I was reading the following article today Replace Rake with Thor the author says the following:
Okay, let’s be honest, when was the last time you actually wrote a unit test for a Rake task?
My answer would be, I’ll normally unit test my tasks because I don’t put any logic inside the Rakefile itself. So then again he says exactly that in his article as well:
Most developers “work around” unit testing Rake tasks by extracting logic out of the Rake task and into an actual unit testable Ruby object, still leaving the actual Rake task untested.
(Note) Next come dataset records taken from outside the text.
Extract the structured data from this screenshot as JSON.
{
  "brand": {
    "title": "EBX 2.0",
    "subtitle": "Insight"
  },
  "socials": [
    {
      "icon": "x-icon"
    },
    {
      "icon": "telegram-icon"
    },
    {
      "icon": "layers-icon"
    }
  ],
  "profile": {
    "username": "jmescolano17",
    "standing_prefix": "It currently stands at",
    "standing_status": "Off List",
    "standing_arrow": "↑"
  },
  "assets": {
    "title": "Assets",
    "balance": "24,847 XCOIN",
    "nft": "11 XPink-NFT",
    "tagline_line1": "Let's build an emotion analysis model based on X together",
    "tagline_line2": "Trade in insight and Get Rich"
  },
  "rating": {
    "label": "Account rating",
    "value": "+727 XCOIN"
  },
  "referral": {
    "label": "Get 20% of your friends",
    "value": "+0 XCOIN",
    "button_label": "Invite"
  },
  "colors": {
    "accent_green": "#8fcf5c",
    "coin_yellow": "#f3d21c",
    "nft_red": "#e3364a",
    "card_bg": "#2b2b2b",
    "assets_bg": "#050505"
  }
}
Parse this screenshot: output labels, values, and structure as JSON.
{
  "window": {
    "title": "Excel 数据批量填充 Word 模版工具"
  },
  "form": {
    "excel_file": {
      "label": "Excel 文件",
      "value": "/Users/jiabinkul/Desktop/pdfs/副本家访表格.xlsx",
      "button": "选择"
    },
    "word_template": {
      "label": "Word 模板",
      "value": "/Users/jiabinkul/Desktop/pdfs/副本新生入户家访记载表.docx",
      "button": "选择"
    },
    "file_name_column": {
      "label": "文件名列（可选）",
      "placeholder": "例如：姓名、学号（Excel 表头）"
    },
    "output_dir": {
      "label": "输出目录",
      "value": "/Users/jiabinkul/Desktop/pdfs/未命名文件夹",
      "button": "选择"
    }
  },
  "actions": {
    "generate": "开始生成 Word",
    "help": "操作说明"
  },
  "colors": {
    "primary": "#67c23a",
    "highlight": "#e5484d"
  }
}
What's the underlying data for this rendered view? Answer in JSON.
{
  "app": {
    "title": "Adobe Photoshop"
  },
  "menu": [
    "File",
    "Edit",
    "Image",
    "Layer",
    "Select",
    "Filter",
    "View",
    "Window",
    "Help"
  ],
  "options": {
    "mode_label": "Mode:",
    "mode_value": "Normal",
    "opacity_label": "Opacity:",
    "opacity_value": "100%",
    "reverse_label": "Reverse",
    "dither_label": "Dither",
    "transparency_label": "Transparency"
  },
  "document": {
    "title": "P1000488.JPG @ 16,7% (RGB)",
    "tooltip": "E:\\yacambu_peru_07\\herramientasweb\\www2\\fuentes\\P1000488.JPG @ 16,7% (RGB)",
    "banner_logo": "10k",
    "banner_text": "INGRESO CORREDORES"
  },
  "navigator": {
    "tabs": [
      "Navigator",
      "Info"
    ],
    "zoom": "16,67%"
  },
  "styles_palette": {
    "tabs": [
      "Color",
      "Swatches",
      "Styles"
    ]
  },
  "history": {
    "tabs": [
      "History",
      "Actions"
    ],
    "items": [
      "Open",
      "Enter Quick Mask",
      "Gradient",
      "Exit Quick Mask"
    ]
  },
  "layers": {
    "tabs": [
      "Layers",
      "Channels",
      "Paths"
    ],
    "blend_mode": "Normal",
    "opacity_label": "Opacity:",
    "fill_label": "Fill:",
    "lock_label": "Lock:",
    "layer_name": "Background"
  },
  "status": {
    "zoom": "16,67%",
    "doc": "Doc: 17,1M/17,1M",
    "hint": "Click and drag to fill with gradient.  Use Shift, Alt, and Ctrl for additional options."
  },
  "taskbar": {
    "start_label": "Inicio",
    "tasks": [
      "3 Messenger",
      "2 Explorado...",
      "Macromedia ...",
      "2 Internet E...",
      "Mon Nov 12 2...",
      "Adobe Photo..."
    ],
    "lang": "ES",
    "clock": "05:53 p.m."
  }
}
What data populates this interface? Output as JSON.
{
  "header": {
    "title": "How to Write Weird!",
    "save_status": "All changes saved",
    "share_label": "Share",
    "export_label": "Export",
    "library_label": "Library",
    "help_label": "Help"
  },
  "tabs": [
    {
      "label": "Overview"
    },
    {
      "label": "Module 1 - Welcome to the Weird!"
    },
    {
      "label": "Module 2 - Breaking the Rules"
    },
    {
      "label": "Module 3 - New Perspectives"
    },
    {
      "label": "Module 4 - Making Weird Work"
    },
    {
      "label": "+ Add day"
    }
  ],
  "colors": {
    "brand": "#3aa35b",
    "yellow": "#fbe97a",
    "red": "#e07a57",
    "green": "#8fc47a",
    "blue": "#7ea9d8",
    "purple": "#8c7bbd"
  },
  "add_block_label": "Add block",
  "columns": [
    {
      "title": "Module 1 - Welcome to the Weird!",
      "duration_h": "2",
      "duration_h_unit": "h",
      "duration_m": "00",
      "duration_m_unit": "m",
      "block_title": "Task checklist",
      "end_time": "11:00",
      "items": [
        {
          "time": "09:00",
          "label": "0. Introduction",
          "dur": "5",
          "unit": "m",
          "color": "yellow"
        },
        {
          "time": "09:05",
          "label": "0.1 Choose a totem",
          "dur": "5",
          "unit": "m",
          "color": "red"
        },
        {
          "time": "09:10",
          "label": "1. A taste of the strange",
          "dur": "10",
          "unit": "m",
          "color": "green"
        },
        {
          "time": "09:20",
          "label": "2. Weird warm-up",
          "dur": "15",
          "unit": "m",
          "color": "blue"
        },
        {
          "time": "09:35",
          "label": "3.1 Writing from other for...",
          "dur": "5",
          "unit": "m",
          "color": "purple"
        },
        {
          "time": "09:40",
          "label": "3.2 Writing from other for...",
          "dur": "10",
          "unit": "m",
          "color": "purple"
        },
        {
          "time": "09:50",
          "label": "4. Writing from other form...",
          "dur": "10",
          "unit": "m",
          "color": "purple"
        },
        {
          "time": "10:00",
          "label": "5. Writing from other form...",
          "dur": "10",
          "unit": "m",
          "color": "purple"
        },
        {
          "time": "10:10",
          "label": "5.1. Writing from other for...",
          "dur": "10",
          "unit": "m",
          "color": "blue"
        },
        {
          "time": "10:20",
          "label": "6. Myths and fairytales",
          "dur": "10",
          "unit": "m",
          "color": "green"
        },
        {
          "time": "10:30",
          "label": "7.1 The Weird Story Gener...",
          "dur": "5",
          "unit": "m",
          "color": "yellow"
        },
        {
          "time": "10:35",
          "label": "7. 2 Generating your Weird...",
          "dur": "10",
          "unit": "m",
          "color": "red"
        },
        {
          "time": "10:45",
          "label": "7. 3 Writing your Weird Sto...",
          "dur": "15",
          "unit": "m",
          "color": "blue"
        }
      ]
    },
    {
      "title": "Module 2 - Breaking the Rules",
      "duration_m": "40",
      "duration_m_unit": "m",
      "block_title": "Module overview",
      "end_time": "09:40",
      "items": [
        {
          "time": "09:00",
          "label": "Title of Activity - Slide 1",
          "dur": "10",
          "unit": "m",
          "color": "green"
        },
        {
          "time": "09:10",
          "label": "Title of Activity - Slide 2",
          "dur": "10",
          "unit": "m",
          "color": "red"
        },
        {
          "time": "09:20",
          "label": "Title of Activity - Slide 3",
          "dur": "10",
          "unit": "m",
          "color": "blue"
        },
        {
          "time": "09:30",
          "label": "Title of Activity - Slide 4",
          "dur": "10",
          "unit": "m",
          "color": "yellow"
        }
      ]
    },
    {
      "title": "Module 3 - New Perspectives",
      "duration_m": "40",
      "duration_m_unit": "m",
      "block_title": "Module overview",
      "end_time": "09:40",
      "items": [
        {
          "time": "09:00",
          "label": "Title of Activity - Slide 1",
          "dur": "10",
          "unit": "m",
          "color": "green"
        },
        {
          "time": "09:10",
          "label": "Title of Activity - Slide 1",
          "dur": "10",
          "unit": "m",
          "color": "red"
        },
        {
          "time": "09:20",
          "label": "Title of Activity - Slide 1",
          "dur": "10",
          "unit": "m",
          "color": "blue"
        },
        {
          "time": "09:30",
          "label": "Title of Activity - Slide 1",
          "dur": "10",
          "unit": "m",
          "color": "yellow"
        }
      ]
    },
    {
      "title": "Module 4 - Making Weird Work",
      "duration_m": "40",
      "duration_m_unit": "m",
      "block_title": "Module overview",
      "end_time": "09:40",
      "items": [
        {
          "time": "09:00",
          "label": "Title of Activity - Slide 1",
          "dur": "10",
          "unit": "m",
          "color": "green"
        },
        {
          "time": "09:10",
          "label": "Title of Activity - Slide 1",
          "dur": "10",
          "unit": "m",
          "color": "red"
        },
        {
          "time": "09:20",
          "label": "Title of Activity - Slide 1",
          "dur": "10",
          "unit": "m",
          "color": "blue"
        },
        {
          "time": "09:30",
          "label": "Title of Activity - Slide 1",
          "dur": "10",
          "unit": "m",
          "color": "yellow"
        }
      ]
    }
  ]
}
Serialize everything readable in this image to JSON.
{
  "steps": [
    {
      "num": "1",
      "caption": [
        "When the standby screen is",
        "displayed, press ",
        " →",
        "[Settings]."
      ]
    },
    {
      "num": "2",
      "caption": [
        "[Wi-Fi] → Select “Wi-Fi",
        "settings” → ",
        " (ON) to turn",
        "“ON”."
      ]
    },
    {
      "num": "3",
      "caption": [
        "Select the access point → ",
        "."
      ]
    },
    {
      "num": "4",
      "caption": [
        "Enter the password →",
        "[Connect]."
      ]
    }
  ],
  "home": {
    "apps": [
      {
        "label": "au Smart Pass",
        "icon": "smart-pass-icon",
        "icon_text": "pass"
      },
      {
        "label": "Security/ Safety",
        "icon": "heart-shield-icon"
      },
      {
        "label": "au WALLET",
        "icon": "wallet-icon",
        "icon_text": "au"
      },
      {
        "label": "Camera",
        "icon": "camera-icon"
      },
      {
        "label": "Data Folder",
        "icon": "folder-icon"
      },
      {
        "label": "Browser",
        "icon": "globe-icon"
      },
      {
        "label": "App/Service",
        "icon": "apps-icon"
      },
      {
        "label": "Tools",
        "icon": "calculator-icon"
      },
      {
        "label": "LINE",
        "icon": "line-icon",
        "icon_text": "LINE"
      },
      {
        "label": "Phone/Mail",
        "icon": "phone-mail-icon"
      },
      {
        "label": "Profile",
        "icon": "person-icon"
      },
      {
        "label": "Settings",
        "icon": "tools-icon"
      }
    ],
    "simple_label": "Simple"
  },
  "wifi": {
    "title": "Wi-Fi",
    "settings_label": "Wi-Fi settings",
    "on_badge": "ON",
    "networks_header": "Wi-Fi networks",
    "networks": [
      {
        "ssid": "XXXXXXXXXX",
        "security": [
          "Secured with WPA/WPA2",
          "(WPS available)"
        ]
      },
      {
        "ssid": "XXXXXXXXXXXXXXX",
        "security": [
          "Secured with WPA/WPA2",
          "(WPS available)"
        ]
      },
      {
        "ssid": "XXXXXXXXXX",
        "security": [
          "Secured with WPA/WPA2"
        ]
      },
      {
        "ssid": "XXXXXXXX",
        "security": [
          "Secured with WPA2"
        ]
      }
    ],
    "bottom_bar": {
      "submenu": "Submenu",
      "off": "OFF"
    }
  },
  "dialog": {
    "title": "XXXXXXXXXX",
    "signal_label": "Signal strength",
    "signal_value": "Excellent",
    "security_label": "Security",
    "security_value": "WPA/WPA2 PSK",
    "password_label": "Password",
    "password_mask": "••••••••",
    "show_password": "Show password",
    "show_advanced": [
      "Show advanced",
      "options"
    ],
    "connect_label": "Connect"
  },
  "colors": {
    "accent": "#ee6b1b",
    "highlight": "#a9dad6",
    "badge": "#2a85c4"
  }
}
Which makes me ask, “why would I want to test the actual Rake task if all the logic is inside another isolate object which I can unit test?” Probably I should question this again.. “What is exactly the advantage of Thor over Rake if I can do the same thing with the later and with a great DSL?”.
Let’s rememeber what’s exactly is Rake:
Provides a simple build program with capabilities similar to make.
For any new programmer proabably that’s kinda odd so; let’s try to know what’s make:
Make gets its knowledge of how to build your program from a file called the makefile, which lists each of the non-source files and how to compute it from other files. When you write a program, you should write a makefile for it, so that it is possible to use Make to build and install the program.
So parting from that definition it’s seems to me that probably the author and a bunch of other people is using Rake for the wrong type of things. The problem in my opinion is not the fact that he is suggesting to switch to another less known tool for doing the same thing that we are already doing with Rake the problem is that his argument is just plain wrong because we can test the important logic of a Rake task in isolation without any real issue.